A violência objeto central desse texto aconteceu - em última análise - pela cultura de ódio existente em nossa sociedade, que leva a um grupo de pessoas a agredir um ser humano até a morte. A família e a sociedade clamam por reparação, a sociedade e a instituição respondem a prisão e julgamento dos acusados, mas a pergunta que não quer calar é: será que isso evitará que outros casos desses aconteçam? A primeira vista, a punição dos acusados levaria a quebra a sensação de impunidade que por muito tempo existiu e existe em nossa sociedade. Mas a situação não é tão simples assim, mesmo a sensação de impunidade não será resolvida com a simples prisão dos culpados. Em outras palavras, o modelo de Justiça punitiva e retributiva de legislação penal não resolve todos os problemas, a punição dos culpados, não elimina a cultura de violência, só faz crescer. A mediação desses conflitos requer uma outra forma de justiça, a justiça restaurativa, que busca reequilibrar o sistema que foi desajustado com a violação aos DDHH.


3. Justiça punitiva retributiva x justiça restaurativa

Com relação ao conceito de Justiça, Estevão (2001) nos diz que o capitalismo coloca essa questão como se fosse um único bem a ser entregue a sociedade, contudo, um olhar mais apurado nos mostra, que existem diferentes concepções sobre justiça, o que nos leva a concluir que - para o conjunto da sociedade - a ideia de Justiça pode ter significados diferentes, inclusive, antagônicos.

Em relação a doutrina criminal, o conceito de Justiça de punitiva e retributiva traz a ideia de que a Justiça tem como objetivo a punição do infrator, endo irrelevante o efeito de retribuir o mal do crime com o mal da pena.
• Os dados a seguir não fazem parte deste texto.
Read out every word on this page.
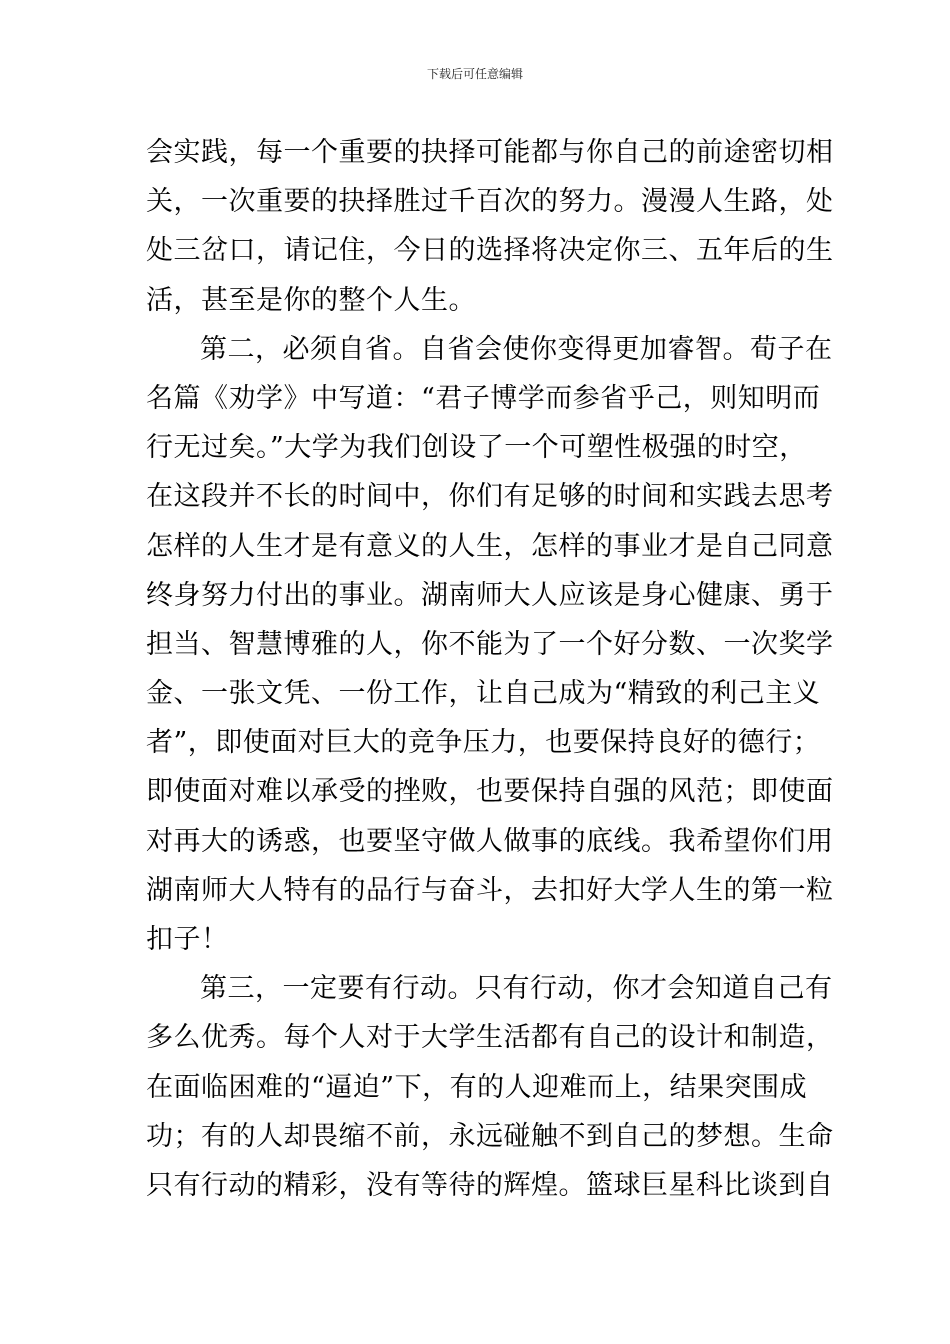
下载后可任意编辑
会实践，每一个重要的抉择可能都与你自己的前途密切相
关，一次重要的抉择胜过千百次的努力。漫漫人生路，处
处三岔口，请记住，今日的选择将决定你三、五年后的生
活，甚至是你的整个人生。
第二，必须自省。自省会使你变得更加睿智。荀子在
名篇《劝学》中写道：“君子博学而参省乎己，则知明而
行无过矣。”大学为我们创设了一个可塑性极强的时空，
在这段并不长的时间中，你们有足够的时间和实践去思考
怎样的人生才是有意义的人生，怎样的事业才是自己同意
终身努力付出的事业。湖南师大人应该是身心健康、勇于
担当、智慧博雅的人，你不能为了一个好分数、一次奖学
金、一张文凭、一份工作，让自己成为“精致的利己主义
者”，即使面对巨大的竞争压力，也要保持良好的德行；
即使面对难以承受的挫败，也要保持自强的风范；即使面
对再大的诱惑，也要坚守做人做事的底线。我希望你们用
湖南师大人特有的品行与奋斗，去扣好大学人生的第一粒
扣子！
第三，一定要有行动。只有行动，你才会知道自己有
多么优秀。每个人对于大学生活都有自己的设计和制造，
在面临困难的“逼迫”下，有的人迎难而上，结果突围成
功；有的人却畏缩不前，永远碰触不到自己的梦想。生命
只有行动的精彩，没有等待的辉煌。篮球巨星科比谈到自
Elimina-se, deste modo, a ideia de transação, conciliação, reparação, sustentando que o delito é uma afronta a toda a sociedade e como tal deve ser punido (DIREITONET, 2022).

A justiça restaurativa, por sua vez, é concebida como uma técnica de solução de conflitos e violência que se orienta pela criatividade e sensibilidade a partir da escuta dos ofensores e das vítimas. Essa concepção dá um novo sentido a melhor forma de reparar um dano sofrido. A denominação "restaurativa" confere ao tema aplicação da justiça a ideia de "restaurar", equilibrar, a situação entre as partes e toda a sociedade (ENCICLOPÉDIA JURÍDICA DA USP, 2022).

No segundo semestre de 2014 e primeiro semestre de 2015 tivemos a oportunidade de realizar nossos estudos de pós-doutorado na Universidade Federal de Santa Catarina (UFSC), onde foi possível estudar sobre a Justiça de transição na África do Sul, onde ficou claro para nós a presença da concepção da Justiça Restaurativa em todo o processo. As lideranças que conduziram este processo como Nelson Mandela e Desmond Tutu buscaram na Justiça Restaurativa e filosofia Ubuntu os elementos necessários para organização do processo, onde o objetivo foi reparar o equilibro dentro da sociedade. Neste processo, além dos mecanismo judiciais, tiveram grande importância os mecanismos extra judiciais como a Educação em Direitos Humanos (EDH) e a efetivação de políticas públicas, para acabar com o cenário de violência e reunir a sociedade.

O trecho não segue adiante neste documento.